Although this study is still in process, other studies suggest that mental training programs can be very helpful. For example, in previous research my colleagues and I found that mindfulness training reduced chronic pain symptoms by 38 percent and psychological stress by 31 percent! Another one of our studies indicated that mindfulness training helped people struggling with alcoholism to recover after being exposed to addictive triggers by calming their nervous system reactivity back towards baseline levels. Other research suggests that mental training programs including cognitive-behavior therapy and mindfulness training can alter brain function and significantly reduce the symptoms of depression and anxiety, often with lasting positive effects.

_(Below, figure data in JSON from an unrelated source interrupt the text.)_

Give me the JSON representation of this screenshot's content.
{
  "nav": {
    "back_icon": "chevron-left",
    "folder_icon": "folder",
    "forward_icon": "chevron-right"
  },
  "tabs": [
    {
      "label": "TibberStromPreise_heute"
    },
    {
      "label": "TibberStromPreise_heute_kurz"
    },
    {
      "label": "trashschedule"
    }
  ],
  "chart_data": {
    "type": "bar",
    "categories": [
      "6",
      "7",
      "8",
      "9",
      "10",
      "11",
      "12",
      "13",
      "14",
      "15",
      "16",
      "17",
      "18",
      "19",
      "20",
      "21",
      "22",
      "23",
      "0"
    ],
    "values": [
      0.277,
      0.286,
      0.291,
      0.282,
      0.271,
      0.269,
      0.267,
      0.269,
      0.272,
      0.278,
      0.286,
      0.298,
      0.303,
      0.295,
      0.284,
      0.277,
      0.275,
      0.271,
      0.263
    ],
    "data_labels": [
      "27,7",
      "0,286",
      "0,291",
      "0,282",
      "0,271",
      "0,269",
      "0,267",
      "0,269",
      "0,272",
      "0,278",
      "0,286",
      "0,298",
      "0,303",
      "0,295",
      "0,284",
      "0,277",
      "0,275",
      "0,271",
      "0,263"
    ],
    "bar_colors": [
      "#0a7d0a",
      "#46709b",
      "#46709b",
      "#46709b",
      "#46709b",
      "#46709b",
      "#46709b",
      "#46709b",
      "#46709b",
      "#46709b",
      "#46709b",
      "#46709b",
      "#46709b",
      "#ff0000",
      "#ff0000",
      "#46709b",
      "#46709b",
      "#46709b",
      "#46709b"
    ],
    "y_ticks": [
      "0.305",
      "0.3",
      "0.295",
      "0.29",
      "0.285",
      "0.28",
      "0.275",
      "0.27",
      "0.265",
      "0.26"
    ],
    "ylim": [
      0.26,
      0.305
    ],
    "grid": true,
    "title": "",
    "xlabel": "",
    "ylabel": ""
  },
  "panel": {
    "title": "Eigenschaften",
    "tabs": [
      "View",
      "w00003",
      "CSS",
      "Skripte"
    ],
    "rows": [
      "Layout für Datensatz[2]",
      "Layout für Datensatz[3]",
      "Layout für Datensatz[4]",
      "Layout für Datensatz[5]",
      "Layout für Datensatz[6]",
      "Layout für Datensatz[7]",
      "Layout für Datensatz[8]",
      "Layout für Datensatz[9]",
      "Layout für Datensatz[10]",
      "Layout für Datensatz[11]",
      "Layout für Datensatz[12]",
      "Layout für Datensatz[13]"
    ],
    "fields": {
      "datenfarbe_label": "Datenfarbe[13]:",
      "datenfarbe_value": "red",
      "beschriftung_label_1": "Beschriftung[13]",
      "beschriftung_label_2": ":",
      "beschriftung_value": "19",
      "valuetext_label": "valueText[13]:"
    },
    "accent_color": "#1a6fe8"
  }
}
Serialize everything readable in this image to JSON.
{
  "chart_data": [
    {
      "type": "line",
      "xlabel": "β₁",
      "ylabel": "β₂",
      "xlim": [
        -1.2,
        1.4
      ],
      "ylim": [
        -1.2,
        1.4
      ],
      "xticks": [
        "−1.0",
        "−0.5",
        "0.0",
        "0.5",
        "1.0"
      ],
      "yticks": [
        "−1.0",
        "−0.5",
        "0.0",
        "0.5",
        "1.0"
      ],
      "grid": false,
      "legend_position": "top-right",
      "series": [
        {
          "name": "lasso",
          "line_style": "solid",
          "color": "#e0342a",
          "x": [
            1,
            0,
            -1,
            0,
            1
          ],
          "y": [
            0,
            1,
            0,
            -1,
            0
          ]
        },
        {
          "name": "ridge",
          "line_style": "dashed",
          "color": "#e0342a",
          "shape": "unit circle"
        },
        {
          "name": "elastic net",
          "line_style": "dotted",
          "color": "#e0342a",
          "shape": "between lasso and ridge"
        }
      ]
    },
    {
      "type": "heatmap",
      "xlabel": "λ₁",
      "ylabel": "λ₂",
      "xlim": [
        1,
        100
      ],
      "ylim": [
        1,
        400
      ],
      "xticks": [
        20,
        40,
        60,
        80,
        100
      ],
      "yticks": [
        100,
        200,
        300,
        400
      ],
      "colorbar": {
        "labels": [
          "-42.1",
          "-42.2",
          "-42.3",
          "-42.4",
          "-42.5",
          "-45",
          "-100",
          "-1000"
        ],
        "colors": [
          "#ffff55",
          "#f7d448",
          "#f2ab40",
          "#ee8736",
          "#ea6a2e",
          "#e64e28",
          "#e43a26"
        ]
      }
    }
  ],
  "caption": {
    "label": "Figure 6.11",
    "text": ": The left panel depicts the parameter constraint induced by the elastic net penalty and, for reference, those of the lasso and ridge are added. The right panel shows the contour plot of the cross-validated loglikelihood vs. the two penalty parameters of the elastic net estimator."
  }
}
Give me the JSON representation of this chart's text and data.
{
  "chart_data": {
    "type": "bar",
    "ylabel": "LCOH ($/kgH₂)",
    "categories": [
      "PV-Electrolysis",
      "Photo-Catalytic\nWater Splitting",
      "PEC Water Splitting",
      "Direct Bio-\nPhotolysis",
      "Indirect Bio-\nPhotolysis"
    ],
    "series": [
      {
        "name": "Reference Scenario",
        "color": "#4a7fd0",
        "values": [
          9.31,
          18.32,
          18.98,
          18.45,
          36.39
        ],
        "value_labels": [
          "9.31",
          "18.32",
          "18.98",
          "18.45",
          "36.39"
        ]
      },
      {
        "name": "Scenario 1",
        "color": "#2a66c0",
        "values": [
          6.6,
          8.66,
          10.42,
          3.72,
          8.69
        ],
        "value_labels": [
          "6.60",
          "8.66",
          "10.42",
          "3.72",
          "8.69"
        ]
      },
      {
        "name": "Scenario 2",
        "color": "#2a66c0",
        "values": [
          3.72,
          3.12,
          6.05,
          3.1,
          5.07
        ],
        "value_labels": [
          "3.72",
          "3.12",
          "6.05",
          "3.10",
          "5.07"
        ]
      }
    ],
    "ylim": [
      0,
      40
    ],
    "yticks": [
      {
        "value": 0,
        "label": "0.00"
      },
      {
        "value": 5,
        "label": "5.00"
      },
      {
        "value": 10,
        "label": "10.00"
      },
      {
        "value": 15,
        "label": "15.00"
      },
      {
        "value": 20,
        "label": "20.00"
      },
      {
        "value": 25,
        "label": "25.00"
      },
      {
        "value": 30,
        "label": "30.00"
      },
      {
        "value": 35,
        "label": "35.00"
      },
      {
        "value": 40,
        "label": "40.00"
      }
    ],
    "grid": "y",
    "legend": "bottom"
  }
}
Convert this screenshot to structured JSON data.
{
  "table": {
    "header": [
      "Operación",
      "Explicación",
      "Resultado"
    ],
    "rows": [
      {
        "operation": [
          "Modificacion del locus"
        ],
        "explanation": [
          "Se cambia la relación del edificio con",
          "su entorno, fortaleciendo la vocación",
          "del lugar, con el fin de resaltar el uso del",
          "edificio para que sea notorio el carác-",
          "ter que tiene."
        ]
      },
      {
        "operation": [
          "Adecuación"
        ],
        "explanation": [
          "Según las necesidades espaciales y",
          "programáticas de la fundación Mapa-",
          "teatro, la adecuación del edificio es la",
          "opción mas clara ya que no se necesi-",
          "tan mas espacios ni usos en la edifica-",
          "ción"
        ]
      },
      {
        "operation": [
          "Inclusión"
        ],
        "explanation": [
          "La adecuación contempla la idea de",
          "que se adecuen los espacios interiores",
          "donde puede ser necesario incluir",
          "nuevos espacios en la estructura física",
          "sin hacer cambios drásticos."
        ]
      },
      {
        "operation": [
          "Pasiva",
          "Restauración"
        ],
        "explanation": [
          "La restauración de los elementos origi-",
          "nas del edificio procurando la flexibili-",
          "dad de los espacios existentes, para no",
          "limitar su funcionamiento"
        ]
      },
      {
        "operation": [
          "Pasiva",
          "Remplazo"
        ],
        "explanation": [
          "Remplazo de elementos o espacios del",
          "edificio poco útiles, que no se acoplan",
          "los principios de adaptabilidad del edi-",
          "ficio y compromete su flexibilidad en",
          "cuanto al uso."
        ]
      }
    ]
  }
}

The Substance Abuse and Mental Health Services Administration defines recovery as “a process of change through which individuals improve their health and wellness, live a self-directed life, and strive to reach their full potential” (SAMHSA, 2011). The latest neuroscience findings on neuroplasticity and results from clinical research on psychological therapies like mindfulness training and cognitive-behavior therapy provide strong evidence for the notion that recovery from mental health problems and substance abuse is possible. Time and time again, cutting-edge science and clinical findings reveal a simple, hopeful, and powerful truth: treatment is effective, and people do recover.